Working with quantitative data, which requires sophisticated mathematical and computer-assisted evaluation methods, came very late in the geological sciences, compared to other scientific disciplines. Unfortunately, in many geology courses worldwide university-level mathematics and computational geosciences is not included, as my experience – as the current chair of the examination committee – from processing this year’s masters applications suggests.
When I changed from geophysics to geology in the mid 1980s at Karlsruhe University, it was a surprise to see that working with quantitative data was not very popular. Measuring strike and dip, entering the values into a map, and drawing rose diagrams by hand –this was the evaluation of geological data. Shortly before, I had taken courses in university-level mathematics, in numerical and statistical methods, and a FORTRAN77 programming course in geophysics – a different world. Computers were already widespread and affordable, but the word processing was still done with an electric typewriter.
This is still reflected in the study plans for the geology of many universities; it is actually only worse in the geography. At least in Germany you can get a Bachelor degree in geography without any knowledge of mathematics, physics or chemistry. This is my experience after completion of the application procedures of our master study courses Geosciences and Remote Sensing, geoInformation and Visualization (RSIV). We had to reject many applicants because they could not prove the required mathematical knowledge. The applicants are of course disappointed because of the rejection, but the quantitatively oriented geoscientific courses at the University of Potsdam require a solid knowledge in mathematics and computer sciences.
Is it because many of the colleagues of my age did not take the detour via geophysics, they did not take maths and computer science course before getting their degree? Of course, today they are all successful geologists, even without solid mathematics and computer science education. In most places – I know of a German university where obligatory maths courses were introduced just recently – university-level mathematics is now included in the curriculum, whereas advanced courses in computational data analysis are still not very popular. This is unfortunately changing very slowly; only a few places where you can study geology are currently revising courses and incorporate sophisticated methods of data analysis into the classroom.
However, the chances of finding an attractive job after graduation are huge, after acquiring a solid knowledge in data analysis. The job vacancies are full of opportunities in the field of remote sensing, geoinformation systems or risk research, all of which require solid knowledge in computational geosciences, together with maths, physics and chemistry. In the recent past, mathematicians and computer scientists have tried to fill this gap.
Master’s courses such as Computational Sciences at the University Potsdam tried to train computer scientists in natural sciences. The original idea for this study course was that the participants acquire basic scientific knowledge in lectures on evolutionary biology and plate tectonics. Instead, they prefer courses in the field of computer science in the geosciences, such as my courses in computational geosciences. During the course they were enthusiastic participants as long as it was about programming Lego Mindstorms. When we went into the field to actually make geoscientific measurements, they all disappeared.

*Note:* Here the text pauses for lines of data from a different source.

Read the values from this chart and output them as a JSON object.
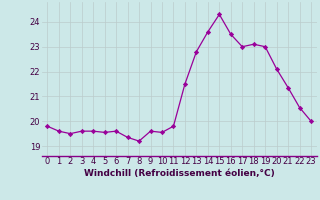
{
  "x": [
    0,
    1,
    2,
    3,
    4,
    5,
    6,
    7,
    8,
    9,
    10,
    11,
    12,
    13,
    14,
    15,
    16,
    17,
    18,
    19,
    20,
    21,
    22,
    23
  ],
  "y": [
    19.8,
    19.6,
    19.5,
    19.6,
    19.6,
    19.55,
    19.6,
    19.35,
    19.2,
    19.6,
    19.55,
    19.8,
    21.5,
    22.8,
    23.6,
    24.3,
    23.5,
    23.0,
    23.1,
    23.0,
    22.1,
    21.35,
    20.55,
    20.0
  ],
  "line_color": "#990099",
  "marker": "D",
  "marker_size": 2.2,
  "bg_color": "#cce8e8",
  "grid_color": "#bbcccc",
  "xlabel": "Windchill (Refroidissement éolien,°C)",
  "xlabel_color": "#440044",
  "xlabel_fontsize": 6.5,
  "ylabel_ticks": [
    19,
    20,
    21,
    22,
    23,
    24
  ],
  "xtick_labels": [
    "0",
    "1",
    "2",
    "3",
    "4",
    "5",
    "6",
    "7",
    "8",
    "9",
    "10",
    "11",
    "12",
    "13",
    "14",
    "15",
    "16",
    "17",
    "18",
    "19",
    "20",
    "21",
    "22",
    "23"
  ],
  "ylim": [
    18.6,
    24.8
  ],
  "xlim": [
    -0.5,
    23.5
  ],
  "tick_color": "#440044",
  "tick_fontsize": 6.0,
  "spine_color": "#880088"
}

This is why we are trying to teach quantitative methods of data analysis in the geosciences here in Potsdam. In my experience, it is much more efficient to teach a geoscientist in data analysis than a data analyst in geosciences (see also this interesting article about data science). And this seems to work very well, as the success of my books and courses during the last two decades suggest. In fact, we have just introduced a whole master study course Geosciences and Remote Sensing, geoInformation and Visualization (RSIV), which is why we have only accepted natural scientists. In addition, a few computer scientists and engineers were admitted, but all had to prove that they had taken courses in the natural sciences to a certain extent. On the other hand, the geoscientists, also the geographers, were required to have sufficient knowledge of mathematics.